China estudia imponer topes salariales a sus clubs de fútbol

China quiere evitar que su apuesta por el fomento del fútbol derive en una burbuja económica que acabe estallando. En una entrevista en su página web, a través de la página palco23.com un portavoz de la Administración General del Deporte ha admitido la necesidad de fijar “un tope máximo en las compras de jugadores y en sus salarios”, con el objetivo de poner freno a los “gastos irracionales” que están realizando algunos equipos del país en la contratación de futbolistas procedentes de Europa.

El ente estatal, que se encarga de regular el deporte en el gigante asiático, considera “irracional” que algunos clubs como el Shanghai SIPG sea capaz de pagar 60 millones de euros por un jugador como Óscar, procedente del Chelsea FC, cuando su capacidad de generación de ingresos no permite absorber las amortizaciones, así como los elevados salarios propuestos. Otro ejemplo es Carlos Tévez que cobrará 38 millones anuales del Shanghai Shenhua, incluso más altos de los que perciben Leo Messi o Cristiano Ronaldo.

“No dan importancia a la juventud, para centrarse únicamente en los resultados a corto plazo ignorado desarrollo a largo plazo”, lamenta este organismo, que en los últimos años ya ha implantado medidas como la limitación de jugadores extranjeros a un máximo de tres por equipo. Además, se introducirán nuevas ayudas para el desarrollo del fútbol formativo, a cambio, eso sí, de que se establezca una especie de fair play financiero.

Al Gobierno de China tampoco le agrada las cuantiosas inversiones que están haciendo sus empresarios locales en la compra de clubs europeos. Como ya publicó la web Palco23, las inversiones realizadas en los últimos meses superan los 3.000 millones de euros, en algunos casos con un precio de venta que difícilmente se justifica con el análisis del balance y la cuenta de resultados.

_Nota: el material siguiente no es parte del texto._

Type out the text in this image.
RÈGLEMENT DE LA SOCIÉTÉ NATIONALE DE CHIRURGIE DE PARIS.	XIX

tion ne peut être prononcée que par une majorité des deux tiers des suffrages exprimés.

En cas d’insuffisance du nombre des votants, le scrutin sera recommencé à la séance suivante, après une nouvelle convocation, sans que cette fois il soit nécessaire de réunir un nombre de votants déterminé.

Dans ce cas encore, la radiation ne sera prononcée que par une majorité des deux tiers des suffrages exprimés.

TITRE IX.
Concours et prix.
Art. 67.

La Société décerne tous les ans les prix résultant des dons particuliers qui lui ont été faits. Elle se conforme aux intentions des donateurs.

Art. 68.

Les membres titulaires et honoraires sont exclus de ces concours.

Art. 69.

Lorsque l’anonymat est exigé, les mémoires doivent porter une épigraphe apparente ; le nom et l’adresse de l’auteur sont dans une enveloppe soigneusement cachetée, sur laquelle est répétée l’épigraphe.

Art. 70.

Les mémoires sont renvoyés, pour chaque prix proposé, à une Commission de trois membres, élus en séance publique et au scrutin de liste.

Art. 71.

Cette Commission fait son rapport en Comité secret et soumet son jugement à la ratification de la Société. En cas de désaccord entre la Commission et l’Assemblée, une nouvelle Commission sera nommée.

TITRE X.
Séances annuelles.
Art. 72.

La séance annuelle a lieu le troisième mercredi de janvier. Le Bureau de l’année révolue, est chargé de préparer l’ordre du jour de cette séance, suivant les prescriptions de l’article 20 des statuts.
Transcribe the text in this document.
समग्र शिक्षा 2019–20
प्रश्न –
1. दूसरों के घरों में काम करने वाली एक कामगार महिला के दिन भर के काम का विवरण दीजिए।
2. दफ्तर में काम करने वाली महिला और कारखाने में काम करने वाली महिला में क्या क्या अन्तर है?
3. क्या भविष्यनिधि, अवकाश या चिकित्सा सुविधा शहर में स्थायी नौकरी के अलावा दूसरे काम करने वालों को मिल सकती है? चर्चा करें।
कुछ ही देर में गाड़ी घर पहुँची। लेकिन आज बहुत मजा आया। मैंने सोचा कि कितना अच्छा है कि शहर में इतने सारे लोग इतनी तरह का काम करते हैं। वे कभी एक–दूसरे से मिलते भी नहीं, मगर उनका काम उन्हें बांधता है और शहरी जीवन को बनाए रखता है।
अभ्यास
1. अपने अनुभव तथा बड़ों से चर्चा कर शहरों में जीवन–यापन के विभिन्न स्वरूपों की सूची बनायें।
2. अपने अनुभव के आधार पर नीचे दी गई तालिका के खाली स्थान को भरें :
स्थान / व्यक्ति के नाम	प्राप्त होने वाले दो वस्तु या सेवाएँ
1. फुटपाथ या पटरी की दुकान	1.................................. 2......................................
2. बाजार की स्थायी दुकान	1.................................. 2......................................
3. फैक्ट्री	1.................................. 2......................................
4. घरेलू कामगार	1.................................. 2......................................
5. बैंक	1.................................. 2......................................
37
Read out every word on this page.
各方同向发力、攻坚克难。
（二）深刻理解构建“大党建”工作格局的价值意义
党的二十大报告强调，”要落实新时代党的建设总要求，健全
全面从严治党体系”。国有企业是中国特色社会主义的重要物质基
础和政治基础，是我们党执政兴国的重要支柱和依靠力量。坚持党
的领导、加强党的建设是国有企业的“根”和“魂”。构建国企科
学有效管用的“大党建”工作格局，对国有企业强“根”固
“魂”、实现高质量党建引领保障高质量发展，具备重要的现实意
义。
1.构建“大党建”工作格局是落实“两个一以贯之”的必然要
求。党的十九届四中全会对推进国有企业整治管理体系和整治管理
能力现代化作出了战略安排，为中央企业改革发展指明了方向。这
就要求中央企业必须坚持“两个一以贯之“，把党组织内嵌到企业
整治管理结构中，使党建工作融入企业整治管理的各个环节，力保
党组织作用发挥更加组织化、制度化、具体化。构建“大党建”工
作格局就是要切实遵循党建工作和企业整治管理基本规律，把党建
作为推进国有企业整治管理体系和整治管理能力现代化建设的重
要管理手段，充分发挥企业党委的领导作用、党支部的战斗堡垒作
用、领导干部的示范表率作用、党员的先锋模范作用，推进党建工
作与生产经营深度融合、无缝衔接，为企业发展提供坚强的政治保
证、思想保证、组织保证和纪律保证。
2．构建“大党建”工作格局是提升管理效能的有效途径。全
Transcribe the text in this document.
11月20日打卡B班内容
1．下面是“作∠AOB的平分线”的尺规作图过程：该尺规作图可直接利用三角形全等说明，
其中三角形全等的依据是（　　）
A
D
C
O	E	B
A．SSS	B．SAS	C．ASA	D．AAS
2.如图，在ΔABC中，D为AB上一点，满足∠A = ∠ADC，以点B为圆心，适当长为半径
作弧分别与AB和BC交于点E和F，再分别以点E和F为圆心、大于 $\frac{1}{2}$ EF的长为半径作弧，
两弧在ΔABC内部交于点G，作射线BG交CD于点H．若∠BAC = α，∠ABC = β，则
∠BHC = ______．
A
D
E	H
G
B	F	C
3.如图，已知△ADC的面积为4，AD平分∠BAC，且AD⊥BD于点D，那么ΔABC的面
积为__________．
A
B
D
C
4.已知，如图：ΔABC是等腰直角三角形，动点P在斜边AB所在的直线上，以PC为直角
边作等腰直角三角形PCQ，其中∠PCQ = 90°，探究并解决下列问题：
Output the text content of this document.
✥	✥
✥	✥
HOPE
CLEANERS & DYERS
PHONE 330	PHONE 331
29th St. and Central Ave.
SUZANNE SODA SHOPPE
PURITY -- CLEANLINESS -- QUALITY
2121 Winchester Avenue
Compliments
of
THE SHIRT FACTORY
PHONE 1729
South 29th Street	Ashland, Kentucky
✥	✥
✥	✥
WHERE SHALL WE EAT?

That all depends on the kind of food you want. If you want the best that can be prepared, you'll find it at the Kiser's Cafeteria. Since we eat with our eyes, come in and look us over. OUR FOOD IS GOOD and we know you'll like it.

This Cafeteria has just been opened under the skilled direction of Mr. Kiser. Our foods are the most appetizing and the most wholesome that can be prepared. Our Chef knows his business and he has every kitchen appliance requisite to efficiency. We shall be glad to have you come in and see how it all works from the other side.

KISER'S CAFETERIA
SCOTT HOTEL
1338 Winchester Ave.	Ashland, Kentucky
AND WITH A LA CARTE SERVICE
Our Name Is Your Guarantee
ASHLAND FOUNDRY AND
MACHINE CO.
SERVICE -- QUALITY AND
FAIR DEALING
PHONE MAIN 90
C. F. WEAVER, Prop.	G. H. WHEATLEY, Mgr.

De aquí a 2020, el país quiere 20.000 escuelas de este deporte en marcha y al menos 70.000 campos de fútbol abiertos. Esta cifra se elevaría a 135.700 campos en 2030, ya que el país quiere uno cada 10.000 habitantes. La construcción de todas estas infraestructuras es clave para el objetivo último, que es que en cinco años haya 50 millones de niños y adultos jugando a fútbol, el equivalente a toda España.

Para ello, se introducirá el fútbol como asignatura en el colegio con 50.000 profesores especializados, idea con la que ya esperan seducir a 30 millones de jóvenes. En paralelo a ese sistema escolar, se promoverá la creación de una serie de ligas nacionales de formación, según el plan, para mantener la práctica hasta la etapa universitaria. Por lo visto su Presidente Xi Jinping gran fanático del futbol se ha tomado en serio su desarrollo.